Wikipedia might be world’s most comprehensive online encyclopedia, which features millions of articles, which are quite difficult to be maintained by humans alone. Therefore, bots were developed to facilitate this task, but a new study shows that they occasionally start editing wars among themselves which can last for years.
Wikipedia bots are mostly used to undo editing vandalism, enforce bans, check the spelling in articles as well as create links and import content. However, the website employs other types of bots meant for mining and identifying data, copyright infringements and more, besides editing.
A new study, published in the journal PLOS ONE, conducted by researchers from the Alan Turing Institute in the UK and the University of Oxford, managed to analyze how the Wikipedia bots interacted over a period of ten years, between 2001 and 2010, on 13 different language editions of the website.
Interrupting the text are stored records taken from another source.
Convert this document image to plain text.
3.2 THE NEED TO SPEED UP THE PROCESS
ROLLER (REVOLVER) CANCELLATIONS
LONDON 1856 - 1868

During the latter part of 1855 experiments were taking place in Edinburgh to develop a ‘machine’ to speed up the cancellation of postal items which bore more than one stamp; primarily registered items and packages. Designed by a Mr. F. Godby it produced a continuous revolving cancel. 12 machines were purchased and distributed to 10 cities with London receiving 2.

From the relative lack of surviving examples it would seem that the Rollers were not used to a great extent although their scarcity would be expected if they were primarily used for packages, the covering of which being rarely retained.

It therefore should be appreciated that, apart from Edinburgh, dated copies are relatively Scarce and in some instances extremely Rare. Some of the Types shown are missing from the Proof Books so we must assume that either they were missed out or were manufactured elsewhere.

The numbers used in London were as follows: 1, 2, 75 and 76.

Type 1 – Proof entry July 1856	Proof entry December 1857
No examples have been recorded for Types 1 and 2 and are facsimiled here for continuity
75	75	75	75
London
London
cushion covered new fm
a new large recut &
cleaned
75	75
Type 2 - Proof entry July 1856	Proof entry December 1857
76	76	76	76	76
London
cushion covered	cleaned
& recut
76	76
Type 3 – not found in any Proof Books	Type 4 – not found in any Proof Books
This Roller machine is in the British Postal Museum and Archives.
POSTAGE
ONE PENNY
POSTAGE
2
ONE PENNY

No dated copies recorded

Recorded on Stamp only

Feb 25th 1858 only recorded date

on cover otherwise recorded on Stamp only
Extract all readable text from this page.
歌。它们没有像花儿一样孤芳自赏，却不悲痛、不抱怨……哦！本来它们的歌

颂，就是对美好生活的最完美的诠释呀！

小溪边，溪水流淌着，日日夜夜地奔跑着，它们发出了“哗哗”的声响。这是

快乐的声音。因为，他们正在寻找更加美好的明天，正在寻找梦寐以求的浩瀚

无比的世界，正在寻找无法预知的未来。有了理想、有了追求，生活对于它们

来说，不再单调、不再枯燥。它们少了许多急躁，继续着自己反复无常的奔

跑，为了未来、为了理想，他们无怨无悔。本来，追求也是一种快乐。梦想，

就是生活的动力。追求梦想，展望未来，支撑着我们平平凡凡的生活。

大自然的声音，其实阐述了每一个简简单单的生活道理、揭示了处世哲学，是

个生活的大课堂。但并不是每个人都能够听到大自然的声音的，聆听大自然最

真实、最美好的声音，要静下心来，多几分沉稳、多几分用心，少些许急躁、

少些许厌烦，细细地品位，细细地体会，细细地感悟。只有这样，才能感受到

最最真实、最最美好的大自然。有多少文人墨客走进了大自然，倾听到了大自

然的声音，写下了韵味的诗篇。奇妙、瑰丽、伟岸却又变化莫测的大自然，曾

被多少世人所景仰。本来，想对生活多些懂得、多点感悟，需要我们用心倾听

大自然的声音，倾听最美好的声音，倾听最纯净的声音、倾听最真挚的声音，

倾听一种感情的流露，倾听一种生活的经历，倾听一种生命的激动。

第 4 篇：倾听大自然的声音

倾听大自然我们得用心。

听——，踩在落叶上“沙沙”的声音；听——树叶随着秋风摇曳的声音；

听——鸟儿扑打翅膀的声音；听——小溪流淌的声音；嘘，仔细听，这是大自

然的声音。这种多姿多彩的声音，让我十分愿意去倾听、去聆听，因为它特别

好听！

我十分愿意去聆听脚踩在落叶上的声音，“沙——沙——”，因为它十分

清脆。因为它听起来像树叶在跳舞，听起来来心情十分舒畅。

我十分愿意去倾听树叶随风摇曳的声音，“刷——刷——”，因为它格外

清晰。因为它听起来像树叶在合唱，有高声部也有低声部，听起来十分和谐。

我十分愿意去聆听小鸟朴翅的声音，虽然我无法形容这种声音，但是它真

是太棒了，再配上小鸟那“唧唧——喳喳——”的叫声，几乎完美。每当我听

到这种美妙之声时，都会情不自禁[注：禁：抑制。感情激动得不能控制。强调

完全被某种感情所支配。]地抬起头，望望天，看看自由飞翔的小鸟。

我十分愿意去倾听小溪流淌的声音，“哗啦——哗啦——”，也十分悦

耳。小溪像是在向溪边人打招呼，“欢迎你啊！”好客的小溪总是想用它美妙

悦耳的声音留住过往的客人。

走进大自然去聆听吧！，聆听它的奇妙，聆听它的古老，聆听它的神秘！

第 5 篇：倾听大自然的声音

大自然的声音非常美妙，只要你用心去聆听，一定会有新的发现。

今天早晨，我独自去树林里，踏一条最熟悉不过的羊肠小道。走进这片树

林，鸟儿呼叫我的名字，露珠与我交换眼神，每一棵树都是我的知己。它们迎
The researchers concluded that while the bots were not specifically designed to interact with each other, it occasionally happened and lead to unpredictable consequences. The study shows that bots are similar to humans in the way that they interact in culturally different online environments. The researchers highlighted the fact that their findings should be used as a warning for tech companies which are developing AI for various tasks without considering the different cultures of the bots and their diverse social life.
Bots have become quite prevalent in the online ecosystem, as a way to facilitate complex and time-consuming tasks. However, we still do not enough about how they interact with each other. The researchers found that the Wikipedia bots on the German language edition had the fewest conflicts, as the bots re-edited each other’s post around 24 times on average over ten years.
Wikipedia bots on the Portuguese edition conflicted around 185 on average, while on the English version, the bots undid each other’s work around 105 times, three times the rate of human editors, according to the researchers.
The Wikipedia bots represent just 0.1 of the website’s editors, but they are responsible for the largest proportion of edits and their conflicts only represent a small percentage of their overall work. However, the conflict does help scientists better understand their behavior, complexity, and unpredictability.